A company I worked for used start date anniversaries rather than birthday for a variety of reasons.


Mostly agree, but we don’t have to give up the benefits of direct digital tabulation for quick results. I would like a paper audit trail. Print my ballot-as-cast for on a paper roll that scrolls by under a window. I can verify it before leaving the voting booth. Recounts and challenges can be a computer scan of the paper roll. None of this is hard. Costs a bit more, but buys trust in the system.


This is the system used in the majority of the United States. Direct-recording electronic voting systems were never that common, briefly peaked after the Help America Vote Act as the least expensive option to meet accessibility requirements, and have become less common since then as many election administrators have switched to either prectinct tabulators or direct-recording with voter-verified paper audit trail.

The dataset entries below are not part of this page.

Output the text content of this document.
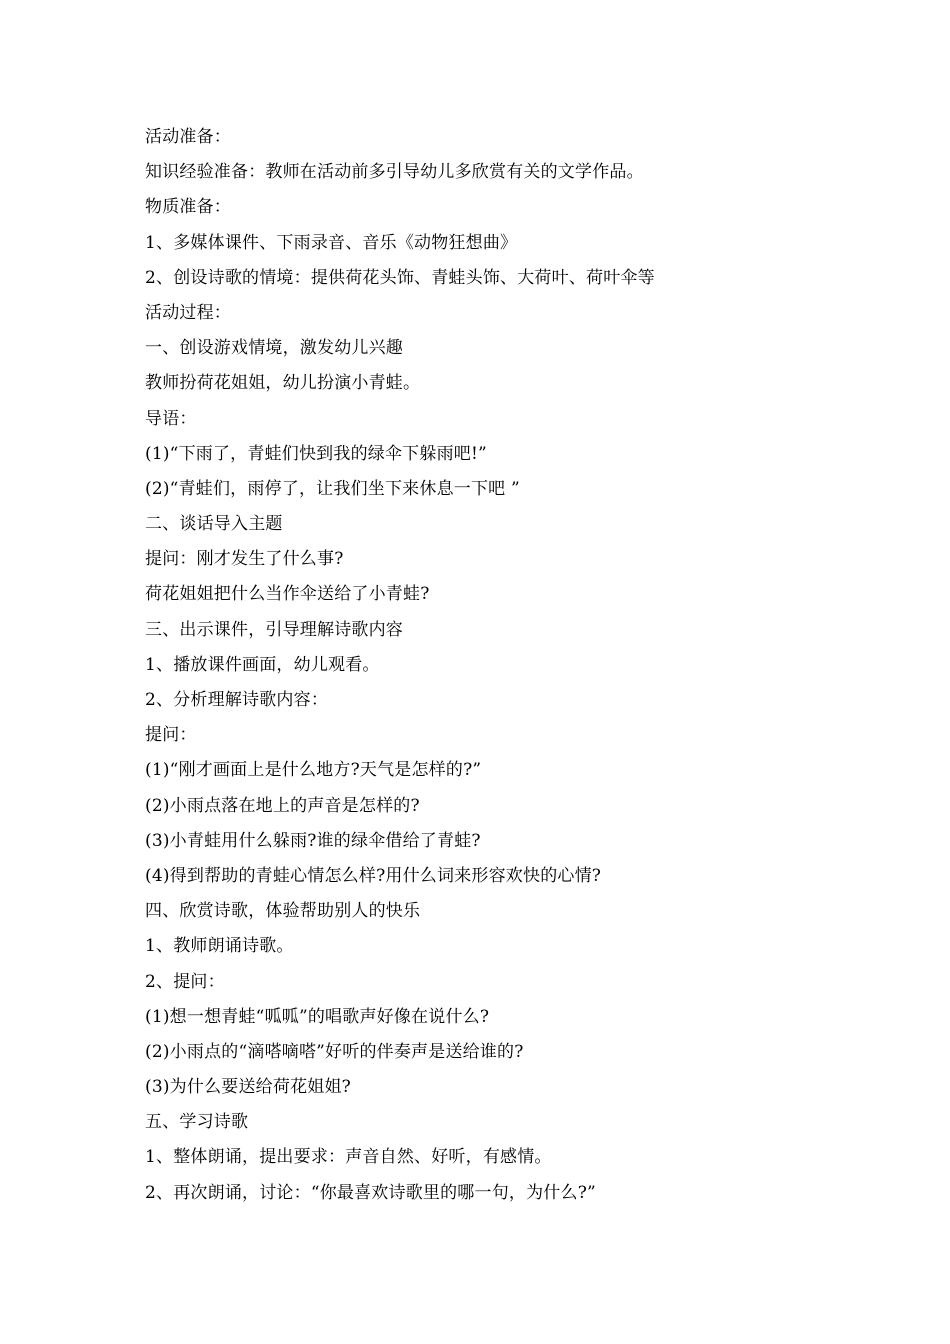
活动准备：
知识经验准备：教师在活动前多引导幼儿多欣赏有关的文学作品。
物质准备：
1、多媒体课件、下雨录音、音乐《动物狂想曲》
2、创设诗歌的情境：提供荷花头饰、青蛙头饰、大荷叶、荷叶伞等
活动过程：
一、创设游戏情境，激发幼儿兴趣
教师扮荷花姐姐，幼儿扮演小青蛙。
导语：
(1)“下雨了，青蛙们快到我的绿伞下躲雨吧!”
(2)“青蛙们，雨停了，让我们坐下来休息一下吧 ”
二、谈话导入主题
提问：刚才发生了什么事?
荷花姐姐把什么当作伞送给了小青蛙?
三、出示课件，引导理解诗歌内容
1、播放课件画面，幼儿观看。
2、分析理解诗歌内容：
提问：
(1)“刚才画面上是什么地方?天气是怎样的?”
(2)小雨点落在地上的声音是怎样的?
(3)小青蛙用什么躲雨?谁的绿伞借给了青蛙?
(4)得到帮助的青蛙心情怎么样?用什么词来形容欢快的心情?
四、欣赏诗歌，体验帮助别人的快乐
1、教师朗诵诗歌。
2、提问：
(1)想一想青蛙“呱呱”的唱歌声好像在说什么?
(2)小雨点的“滴嗒嘀嗒”好听的伴奏声是送给谁的?
(3)为什么要送给荷花姐姐?
五、学习诗歌
1、整体朗诵，提出要求：声音自然、好听，有感情。
2、再次朗诵，讨论：“你最喜欢诗歌里的哪一句，为什么?”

In the 2026 election, only 1.3% of voters were registered in jurisdictions that use direct-recording electronic machines without a voter verifiable paper audit trail (https://verifiedvoting.org/verifier/#mode/navigate/map/voteE...). 67.8% of voters are registered in precincts that primarily use hand-marked ballots, and the balance mostly use BMDs to generate premarked ballots.


You don't necessarily need any sort of electronic counting for quick results. Federal elections in Australia are usually called late on the voting day and I imagine the same is true for other countries that are paper-only.


Same in the UK.

Votes close at 10pm. Might be a few stragglers left in the queue, so call it 10:15pm. (Exit poll results are embargoed until 10pm.)

Ballot boxes are transferred from individual polling station to the location of the count. The postal votes have been pre-checked (but the actual ballot envelope has not been opened or counted) and are there to be counted alongside the ballots from the polling stations.

Then a small army of vote counters go through the ballots and count them and stack together ballots by vote. There are observers - both independent and appointed by the candidates. The returning officer counts the batches up, adjudicates any unclear or challenged ballot, then declares the result.

The early results come out usually about 1 or 2. The bulk of the results come out about 4 or 5. Some constituencies might take a bit longer - it's a lot less effort to get ballot boxes a mile or two down the road in a city centre constituency than getting them from Scottish islands etc. - but it'll be clear who has the majority by 6 or 7 the next day.

I can appreciate that the US is significantly larger than the UK, but pencil-and-paper voting with prompt manual counts is eminently possible.


Oh but you see in America, it takes us more than three weeks to count ballots.


That's how it works in Cook County and a lot of other places: it's touchscreen voting, using "ballot marking devices", which produce a paper ballot you hand to an EJ to submit.


Some paper jurisdictions have this, essentially. E.g., where I live: the ballot is a paper ballot. You vote by filling in a circle/bubble. (If you're familiar with a "scantron" … it's that.)

It looks like a paper document intended for a human, and it certainly can be. A machine can also read it. (And does, prior to it being cast: the ballot is deposited into what honestly looks like a trashcan whose lid is a machine. It could presumably keep a tally, though IDK if it does. It does seem to validate the ballot, as it has false-negative rejected me before.)

But now the "paper trail" is exactly what I submit; it's not a copy that I need to verify is actually a copy, what is submitted it my vote, directly.


> I would like a paper audit trail. Print my ballot-as-cast for on a paper roll that scrolls by under a window. I can verify it before leaving the voting booth.

Why should you be forced to trust that what you're shown is also what was being counted? The paper record should be the actual ballot itself, with your actual vote on it.